At the hospital, Johana meets Jacinta who helps her enter the morgue to determine if any of the bodies was Wasaberto's, fortunately none of them belonged to him. Later, Jacinta and Johana go out to meet Napoleon, although Jacinta realizes that Rafa is no longer with her. In a street they meet Napoleon who delivers the complete documentation, but they are captured by Dra Sifuentes and her henchmen who take the documents from them and confess the truth of the scam as well as the kidnapping of Wasaberto. Napoleón struggles with Agapito and Yuca while Johana retrieves the papers and flees, but Dr. Cifuentes shoots Johana in the back and Jacinta runs through, receiving the shot in the chest where she falls and later dies in the hospital.

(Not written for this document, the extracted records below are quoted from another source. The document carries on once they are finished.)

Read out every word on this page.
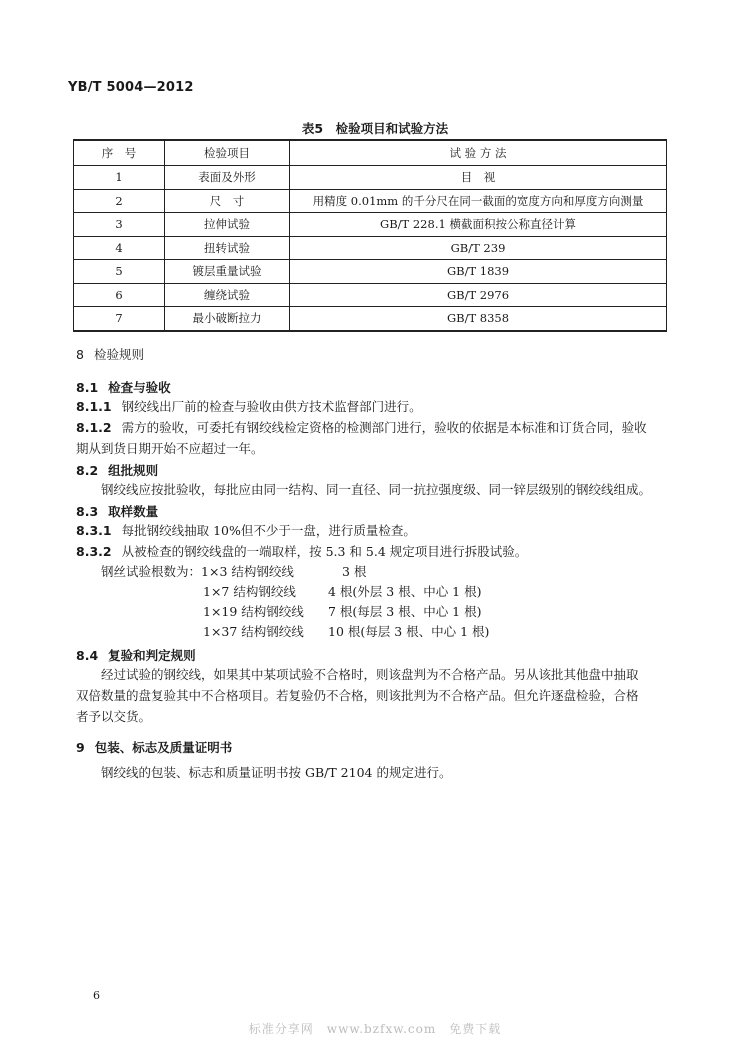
YB/T 5004—2012
表5　检验项目和试验方法
序　号	检验项目	试 验 方 法
1	表面及外形	目　视
2	尺　寸	用精度 0.01mm 的千分尺在同一截面的宽度方向和厚度方向测量
3	拉伸试验	GB/T 228.1 横截面积按公称直径计算
4	扭转试验	GB/T 239
5	镀层重量试验	GB/T 1839
6	缠绕试验	GB/T 2976
7	最小破断拉力	GB/T 8358
8 检验规则
8.1 检查与验收
8.1.1 钢绞线出厂前的检查与验收由供方技术监督部门进行。
8.1.2 需方的验收，可委托有钢绞线检定资格的检测部门进行，验收的依据是本标准和订货合同，验收
期从到货日期开始不应超过一年。
8.2 组批规则
钢绞线应按批验收，每批应由同一结构、同一直径、同一抗拉强度级、同一锌层级别的钢绞线组成。
8.3 取样数量
8.3.1 每批钢绞线抽取 10%但不少于一盘，进行质量检查。
8.3.2 从被检查的钢绞线盘的一端取样，按 5.3 和 5.4 规定项目进行拆股试验。
钢丝试验根数为：1×3 结构钢绞线	3 根
1×7 结构钢绞线	4 根(外层 3 根、中心 1 根)
1×19 结构钢绞线 7 根(每层 3 根、中心 1 根)
1×37 结构钢绞线 10 根(每层 3 根、中心 1 根)
8.4 复验和判定规则
经过试验的钢绞线，如果其中某项试验不合格时，则该盘判为不合格产品。另从该批其他盘中抽取
双倍数量的盘复验其中不合格项目。若复验仍不合格，则该批判为不合格产品。但允许逐盘检验，合格
者予以交货。
9 包装、标志及质量证明书
钢绞线的包装、标志和质量证明书按 GB/T 2104 的规定进行。
6
标准分享网　www.bzfxw.com　免费下载
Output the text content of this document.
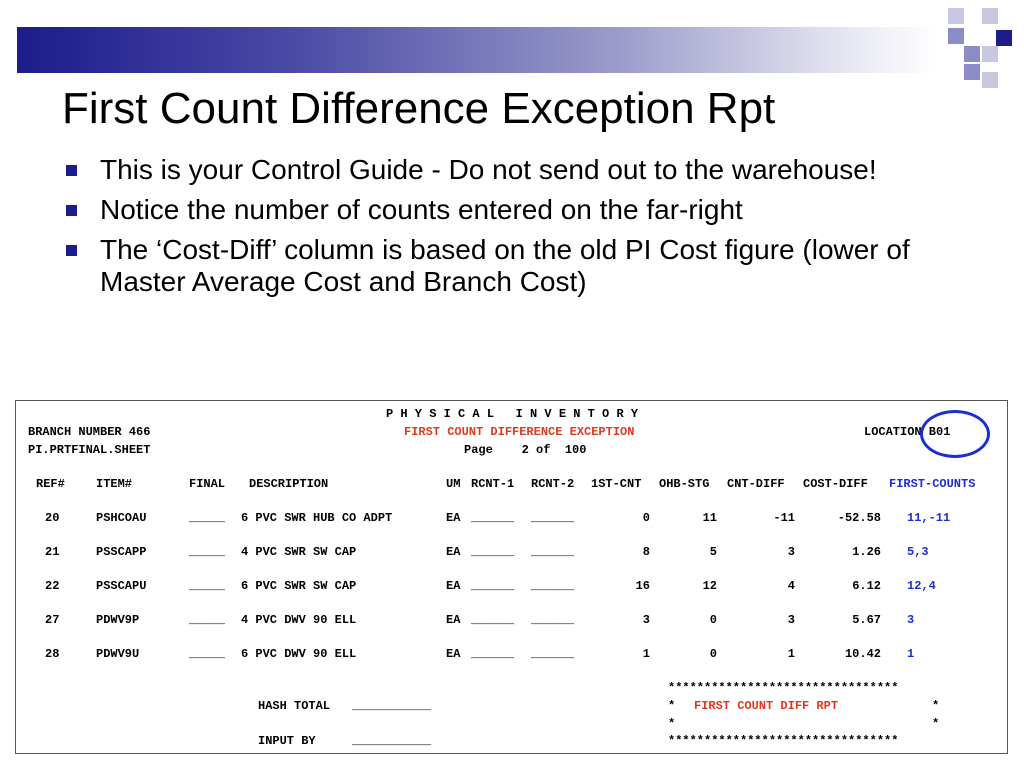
First Count Difference Exception Rpt
This is your Control Guide - Do not send out to the warehouse!
Notice the number of counts entered on the far-right
The ‘Cost-Diff’ column is based on the old PI Cost figure (lower of Master Average Cost and Branch Cost)
P H Y S I C A L   I N V E N T O R Y
BRANCH NUMBER 466	FIRST COUNT DIFFERENCE EXCEPTION	LOCATION B01
PI.PRTFINAL.SHEET	Page    2 of  100
REF#	ITEM#	FINAL DESCRIPTION	UM RCNT-1 RCNT-2 1ST-CNT OHB-STG CNT-DIFF COST-DIFF FIRST-COUNTS
20	PSHCOAU	_____ 6 PVC SWR HUB CO ADPT	EA ______ ______	0	11	-11	-52.58 11,-11
21	PSSCAPP	_____ 4 PVC SWR SW CAP	EA ______ ______	8	5	3	1.26 5,3
22	PSSCAPU	_____ 6 PVC SWR SW CAP	EA ______ ______	16	12	4	6.12 12,4
27	PDWV9P	_____ 4 PVC DWV 90 ELL	EA ______ ______	3	0	3	5.67 3
28	PDWV9U	_____ 6 PVC DWV 90 ELL	EA ______ ______	1	0	1	10.42 1
********************************
HASH TOTAL ___________	* FIRST COUNT DIFF RPT	*
*	*
INPUT BY	___________	********************************
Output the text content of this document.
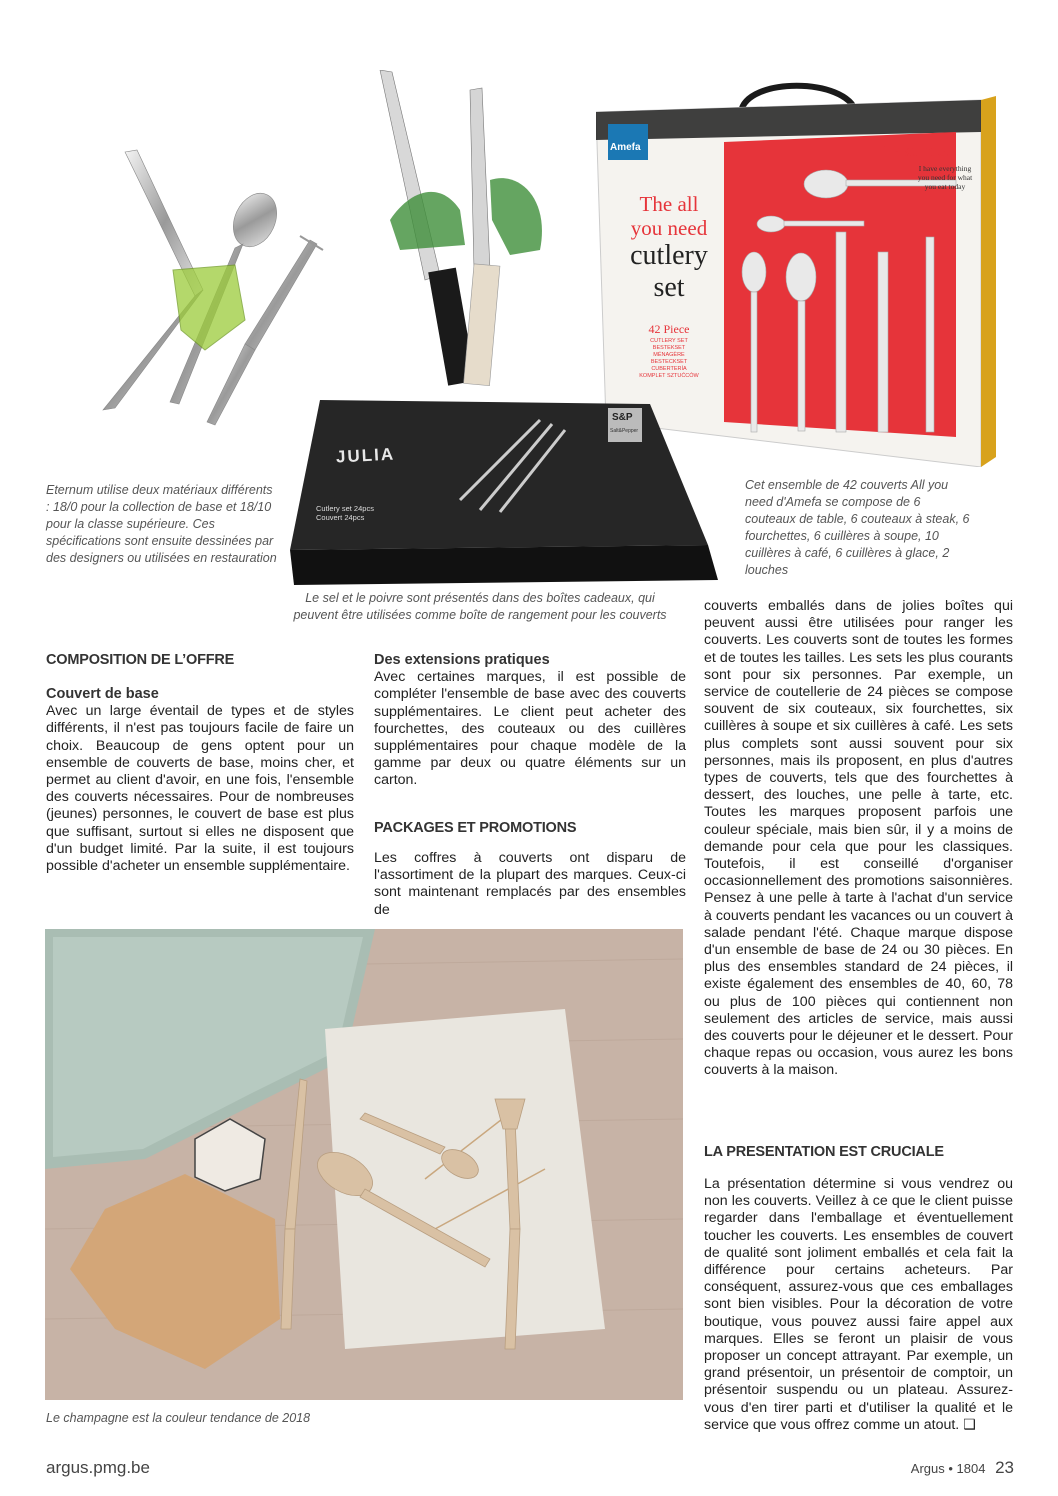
Amefa
The all
you need
cutlery
set
42 Piece
CUTLERY SET
BESTEKSET
MÉNAGÈRE
BESTECKSET
CUBERTERÍA
KOMPLET SZTUĆCÓW
Take me!
I have everything you need for what you eat today
JULIA
Cutlery set 24pcs
Couvert 24pcs
S&P
Salt&Pepper
Eternum utilise deux matériaux différents : 18/0 pour la collection de base et 18/10 pour la classe supérieure. Ces spécifications sont ensuite dessinées par des designers ou utilisées en restauration
Cet ensemble de 42 couverts All you need d'Amefa se compose de 6 couteaux de table, 6 couteaux à steak, 6 fourchettes, 6 cuillères à soupe, 10 cuillères à café, 6 cuillères à glace, 2 louches
Le sel et le poivre sont présentés dans des boîtes cadeaux, qui peuvent être utilisées comme boîte de rangement pour les couverts
COMPOSITION DE L’OFFRE

Couvert de base

Avec un large éventail de types et de styles différents, il n'est pas toujours facile de faire un choix. Beaucoup de gens optent pour un ensemble de couverts de base, moins cher, et permet au client d'avoir, en une fois, l'ensemble des couverts nécessaires. Pour de nombreuses (jeunes) personnes, le couvert de base est plus que suffisant, surtout si elles ne disposent que d'un budget limité. Par la suite, il est toujours possible d'acheter un ensemble supplémentaire.

Des extensions pratiques

Avec certaines marques, il est possible de compléter l'ensemble de base avec des couverts supplémentaires. Le client peut acheter des fourchettes, des couteaux ou des cuillères supplémentaires pour chaque modèle de la gamme par deux ou quatre éléments sur un carton.

PACKAGES ET PROMOTIONS
Les coffres à couverts ont disparu de l'assortiment de la plupart des marques. Ceux-ci sont maintenant remplacés par des ensembles de
couverts emballés dans de jolies boîtes qui peuvent aussi être utilisées pour ranger les couverts. Les couverts sont de toutes les formes et de toutes les tailles. Les sets les plus courants sont pour six personnes. Par exemple, un service de coutellerie de 24 pièces se compose souvent de six couteaux, six fourchettes, six cuillères à soupe et six cuillères à café. Les sets plus complets sont aussi souvent pour six personnes, mais ils proposent, en plus d'autres types de couverts, tels que des fourchettes à dessert, des louches, une pelle à tarte, etc. Toutes les marques proposent parfois une couleur spéciale, mais bien sûr, il y a moins de demande pour cela que pour les classiques. Toutefois, il est conseillé d'organiser occasionnellement des promotions saisonnières. Pensez à une pelle à tarte à l'achat d'un service à couverts pendant les vacances ou un couvert à salade pendant l'été. Chaque marque dispose d'un ensemble de base de 24 ou 30 pièces. En plus des ensembles standard de 24 pièces, il existe également des ensembles de 40, 60, 78 ou plus de 100 pièces qui contiennent non seulement des articles de service, mais aussi des couverts pour le déjeuner et le dessert. Pour chaque repas ou occasion, vous aurez les bons couverts à la maison.
LA PRESENTATION EST CRUCIALE
La présentation détermine si vous vendrez ou non les couverts. Veillez à ce que le client puisse regarder dans l'emballage et éventuellement toucher les couverts. Les ensembles de couvert de qualité sont joliment emballés et cela fait la différence pour certains acheteurs. Par conséquent, assurez-vous que ces emballages sont bien visibles. Pour la décoration de votre boutique, vous pouvez aussi faire appel aux marques. Elles se feront un plaisir de vous proposer un concept attrayant. Par exemple, un grand présentoir, un présentoir de comptoir, un présentoir suspendu ou un plateau. Assurez-vous d'en tirer parti et d'utiliser la qualité et le service que vous offrez comme un atout. ❑
Le champagne est la couleur tendance de 2018
argus.pmg.be	Argus • 1804 23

In heaven, Jacinta meets Rafa who was actually an angel and tells her that for her act of courage, they would allow her to return to earth and continue searching for Wasaberto. Jacinta wakes up in the hospital and together with Father Bartolomé they go to the warehouse where Wasaberto, Johana and Napoleon were kidnapped. Jacinta confronts Dr. Sifuentes and her henchmen again, but the police arrive and arrest them. Jacinta recovers the documents but is informed that Wasaberto had fled without a fixed destination. Already with the documents Jacinta returns to Chongomarca and manages to stop the work but feels sad for not having found Wasaberto, but Guillermina gives her a letter in which Wasaberto said that he was arriving on the afternoon train. Jacinta quickly goes to the station and manages to reunite with Wasaberto.

== Cast ==

- Jorge Benavides as Paisana Jacinta
- Alfredo Benavides Gastello as Sergeant Bustamante
- Haydeé Cáceres as Guillermina
- Carlos Vílchez as Agapito
- Enrique Mirror "Yucca"
- Julinho as Lord of Demolition
- René Farrait as Father Bartholomew
- Carlos Solano as Lieutenant Vásquez
- Jessica Newton as Mrs. Valley
- Ximena Hoyos as Johanna
- Irma Maury as Dra Sifuentes
- Gustavo Borjas as Napoleon
- Nicolas Fantinatus
- Guillermo Castañeda as Sergeant Mendoza
- Carolain Cawen Woman #1 on plane
- Maria Irma Estremadoyro Woman #2 on plane
- Natalia Málaga Woman #1 at the police station
- Gigi Miter Woman #2 at the police station

== Idealization ==
Since 2013, JB announced that one of his next projects would be to make a movie of the character. At first he said that the idea was planned in 2000 but it would not be successful due to lack of budget. After the reception of the film Asu Mare, in 2016, the comedian indicated that he was in negotiations for a possible film saga without giving details.

== Production ==
The producer of Big Bang Films, Sandro Ventura, announced that the shooting of the film will begin in July of the same year, and the script will also be written by Jorge Benavides.

== Location ==
The film was shot in Antioquia and in Lima.

== Soundtrack ==
On July 21 of this year, a symphonic and orchestral version of the theme "Me voy para Lema" (original song of the series) was released, which will be in the film. This version of the song by La Paisana Jacinta was produced by Tito Silva and for the voice of the song is Roze Van Den Broek. The version is an adaptation of the song "Time" from the movie Inception. Ultimately this song was not used, and was replaced by songs made by the Peruvian musical group "Corazón Serrano", including their own version of "Me voy para Lema"

== Controversies ==
The film caused a series of controversies when it was announced and then released in theaters, due to the characterization of the person of Jacinta, who can be considered racist towards the indigenous women of Peru. Protests were made against its release and signatures were sought to prevent its screening. The situation worsened when Jorge Benavides, creator and director of the character, made a comment mocking indigenous women.

== Sequel cancelled ==
In January 2018, Jorge Benavides stated that although there are no immediate plans to make a sequel to the film due to strong criticism of racism and discrimination, he is considering the possibility, although at the moment he does not plan to play the character again. In October 2020, the Superior Court of Justice of Cusco ratified the order that Latina Televisión cease broadcasting La paisana Jacinta for constituting an offense and a racist attack to the dignity of indigenous Andean women, safely eliminating the possibility of a second film of the character being made.